BRUCELLA JENNER-TYPES NOT WANTED IN THE MILITARY

Supreme Court Allows Trump Administration to Implement Transgender Restrictions in Military

By Brent Kendall

The Wall Street Journal
January 22, 2019

WASHINGTON—The Supreme Court intervened on a Trump administration priority Tuesday by allowing restrictions on military service by transgender individuals to be put in place.

On transgender service, the court issued brief written orders that temporarily blocked the effect of multiple lower court rulings preventing President Trump and the Pentagon from implementing restrictions announced in 2017.

The court split along ideological lines, with the court’s five conservatives in the majority and the court’s four liberals in dissent.

The action isn’t a ruling on the merits of the restrictions and justices declined to take up full consideration of the case right now while lower-court proceedings continue. Justices didn’t explain their reasoning, though the court’s move suggests that a majority of justices may be inclined to uphold the restrictions when the case returns to the Supreme Court.

The legal dispute about transgender military service began after Mr. Trump announced his administration was reversing the Obama administration’s policy of accepting transgender recruits. The president made the announcement on Twitter in July 2017, and then followed it a month later with a memorandum ordering the military to return to the pre-Obama approach, citing a need to ensure military effectiveness and avoid disruptions.

Judges said Mr. Trump’s restrictions appeared to be based on a desire to express disapproval of transgender people rather than legitimate concerns about military readiness. Courts cited military studies that found allowing transgender personnel wouldn’t harm military effectiveness.

While the cases were proceeding, then-Defense Secretary Jim Mattis convened a panel to study the issue and used the group’s recommendations to adopt the current policy, which Mr. Trump has approved. The administration said the new restrictions aren’t a flat ban on service and have some differences from what Mr. Trump ordered in 2017. Some individuals would be allowed to serve, so long as they did so in their biological sex, the administration says. The policy also contains exceptions for transgender people who have been serving openly during the interim period when the Obama-era plan has been in effect.

The Pentagon said the policy isn’t a ban on service by transgender persons. It said the proposed policy “is based on professional military judgment and will ensure that the U.S. Armed Forces remain the most lethal and combat effective fighting force in the world.”

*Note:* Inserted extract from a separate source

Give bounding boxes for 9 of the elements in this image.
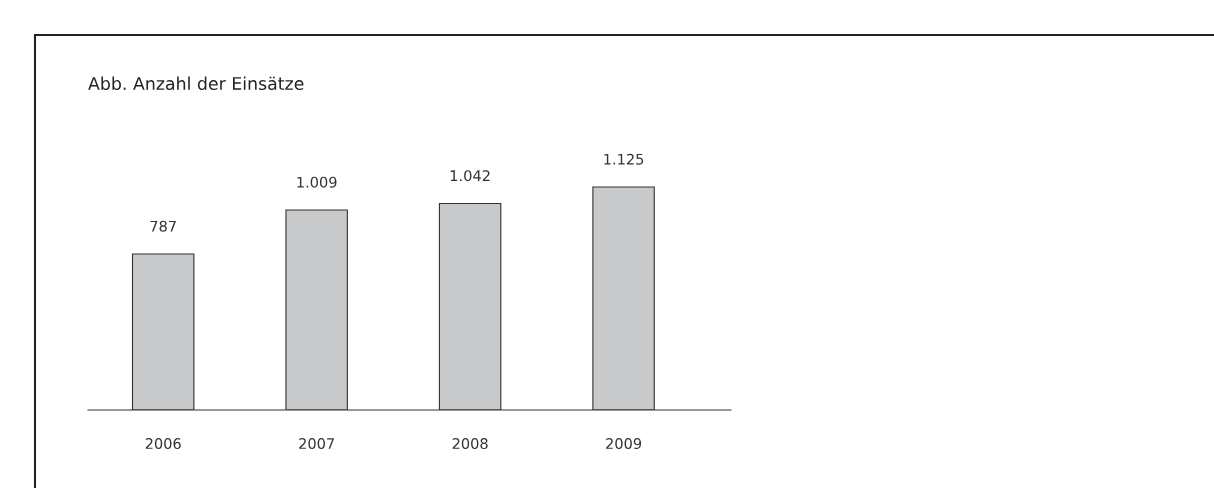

Legal challengers, including current service members and prospective recruits, say the Mattis policy is still effectively a ban, one that just uses different terms and provisions to exclude transgender people.

“For more than 30 months, transgender troops have been serving our country openly with valor and distinction, but now the rug has been ripped out from under them, once again,” said Peter Renn, legal counsel for civil-rights group Lambda Legal.

One appeals court recently dissolved an injunction that had blocked implementation of the transgender restrictions for now, suggesting the Mattis policy appeared to address some deficiencies in Mr. Trump’s initial approach.